The Walkley Foundation announced this week that News Corp photographer David Caird has voluntarily pulled out of the 2015 Nikon-Walkley Awards for Press Photographer of the Year after being nominated as one of the 3 finalists.
The Guardian reports that the altered photo was this shot of the baby gorilla Kimye at the Melbourne Zoo:
The photo was just one of the images submitted to the contest as part of Caird’s body of work. The Photoshopping apparently went unnoticed until Caird’s photo was spotted by another anonymous photographer who captured virtually the same exact image at the same time. That photographer’s photo, however, had a piece of straw above the baby gorilla’s head.
The rules of the contest state that “No cloning, montaging or digital manipulation other than cropping, ‘digital spotting’, burning and dodging is permitted,” so the photographer alerted Walkey about the suspicious submission.
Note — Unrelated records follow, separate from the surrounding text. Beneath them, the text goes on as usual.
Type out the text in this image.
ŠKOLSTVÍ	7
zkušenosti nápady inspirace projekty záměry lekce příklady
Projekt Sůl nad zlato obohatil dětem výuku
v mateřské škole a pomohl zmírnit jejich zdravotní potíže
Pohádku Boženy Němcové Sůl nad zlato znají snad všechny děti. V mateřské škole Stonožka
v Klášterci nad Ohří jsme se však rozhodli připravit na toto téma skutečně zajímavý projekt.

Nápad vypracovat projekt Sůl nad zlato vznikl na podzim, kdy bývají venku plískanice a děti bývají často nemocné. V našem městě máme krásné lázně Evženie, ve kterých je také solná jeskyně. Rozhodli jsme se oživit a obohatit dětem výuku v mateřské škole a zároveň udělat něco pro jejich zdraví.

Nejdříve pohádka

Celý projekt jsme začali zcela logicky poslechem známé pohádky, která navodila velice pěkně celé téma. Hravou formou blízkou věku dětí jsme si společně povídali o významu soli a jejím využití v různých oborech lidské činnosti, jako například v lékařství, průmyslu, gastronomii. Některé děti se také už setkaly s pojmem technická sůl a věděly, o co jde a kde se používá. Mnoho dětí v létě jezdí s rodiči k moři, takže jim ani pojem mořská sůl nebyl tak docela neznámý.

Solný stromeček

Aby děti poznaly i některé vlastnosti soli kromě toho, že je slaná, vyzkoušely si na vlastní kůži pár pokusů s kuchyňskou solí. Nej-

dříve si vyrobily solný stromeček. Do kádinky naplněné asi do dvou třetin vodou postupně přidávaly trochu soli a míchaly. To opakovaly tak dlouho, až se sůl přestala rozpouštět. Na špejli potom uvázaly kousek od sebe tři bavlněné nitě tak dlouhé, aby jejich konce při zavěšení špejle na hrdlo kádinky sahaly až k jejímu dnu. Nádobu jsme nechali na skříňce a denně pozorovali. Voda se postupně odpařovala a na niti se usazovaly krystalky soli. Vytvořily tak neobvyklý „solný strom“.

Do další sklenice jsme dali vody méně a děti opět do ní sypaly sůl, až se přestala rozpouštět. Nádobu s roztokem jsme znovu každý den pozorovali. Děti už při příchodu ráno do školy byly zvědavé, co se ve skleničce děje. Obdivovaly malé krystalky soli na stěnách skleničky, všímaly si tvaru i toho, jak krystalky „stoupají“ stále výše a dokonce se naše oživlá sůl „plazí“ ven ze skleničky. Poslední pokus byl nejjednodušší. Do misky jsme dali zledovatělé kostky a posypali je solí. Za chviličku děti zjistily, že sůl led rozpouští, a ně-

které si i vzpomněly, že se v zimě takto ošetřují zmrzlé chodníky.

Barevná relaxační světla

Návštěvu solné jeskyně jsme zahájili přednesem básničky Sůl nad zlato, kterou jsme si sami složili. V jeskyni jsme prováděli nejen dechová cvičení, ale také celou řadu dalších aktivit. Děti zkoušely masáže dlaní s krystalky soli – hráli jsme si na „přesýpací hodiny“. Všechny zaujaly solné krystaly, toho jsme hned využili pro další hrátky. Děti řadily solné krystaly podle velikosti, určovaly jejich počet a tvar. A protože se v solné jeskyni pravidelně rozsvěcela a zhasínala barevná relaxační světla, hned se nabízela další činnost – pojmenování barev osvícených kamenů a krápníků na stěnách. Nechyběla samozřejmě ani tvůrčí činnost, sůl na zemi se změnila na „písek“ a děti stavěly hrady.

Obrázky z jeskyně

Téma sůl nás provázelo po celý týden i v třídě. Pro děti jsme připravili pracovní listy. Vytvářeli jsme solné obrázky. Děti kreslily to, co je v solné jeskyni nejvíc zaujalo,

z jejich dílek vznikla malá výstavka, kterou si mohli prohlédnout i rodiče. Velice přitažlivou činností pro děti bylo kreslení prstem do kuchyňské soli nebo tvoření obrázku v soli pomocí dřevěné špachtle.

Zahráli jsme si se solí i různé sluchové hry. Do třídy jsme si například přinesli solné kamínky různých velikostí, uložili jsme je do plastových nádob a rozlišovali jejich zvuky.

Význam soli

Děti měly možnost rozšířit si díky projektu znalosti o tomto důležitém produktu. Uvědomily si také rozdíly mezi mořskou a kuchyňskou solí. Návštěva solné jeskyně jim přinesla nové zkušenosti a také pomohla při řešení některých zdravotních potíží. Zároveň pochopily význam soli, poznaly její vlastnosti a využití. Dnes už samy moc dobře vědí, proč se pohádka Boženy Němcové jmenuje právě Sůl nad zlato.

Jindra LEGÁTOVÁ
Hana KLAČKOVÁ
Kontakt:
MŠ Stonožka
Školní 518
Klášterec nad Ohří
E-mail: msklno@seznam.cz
Caird soon withdrew his submission for 2015 Nikon-Walkley Press Photographer of the Year.
“It was a minor technical breach in a single photo,” writes the Walkley Foundation. “However, the integrity of the Walkley judging process is paramount, and the withdrawal of the entry demonstrates David’s commitment to that ideal.”
This news comes less than a year after the prestigious World Press Photo announced that it had disqualified 20% of its finalists for altering photos in ways that broke the contest’s rules.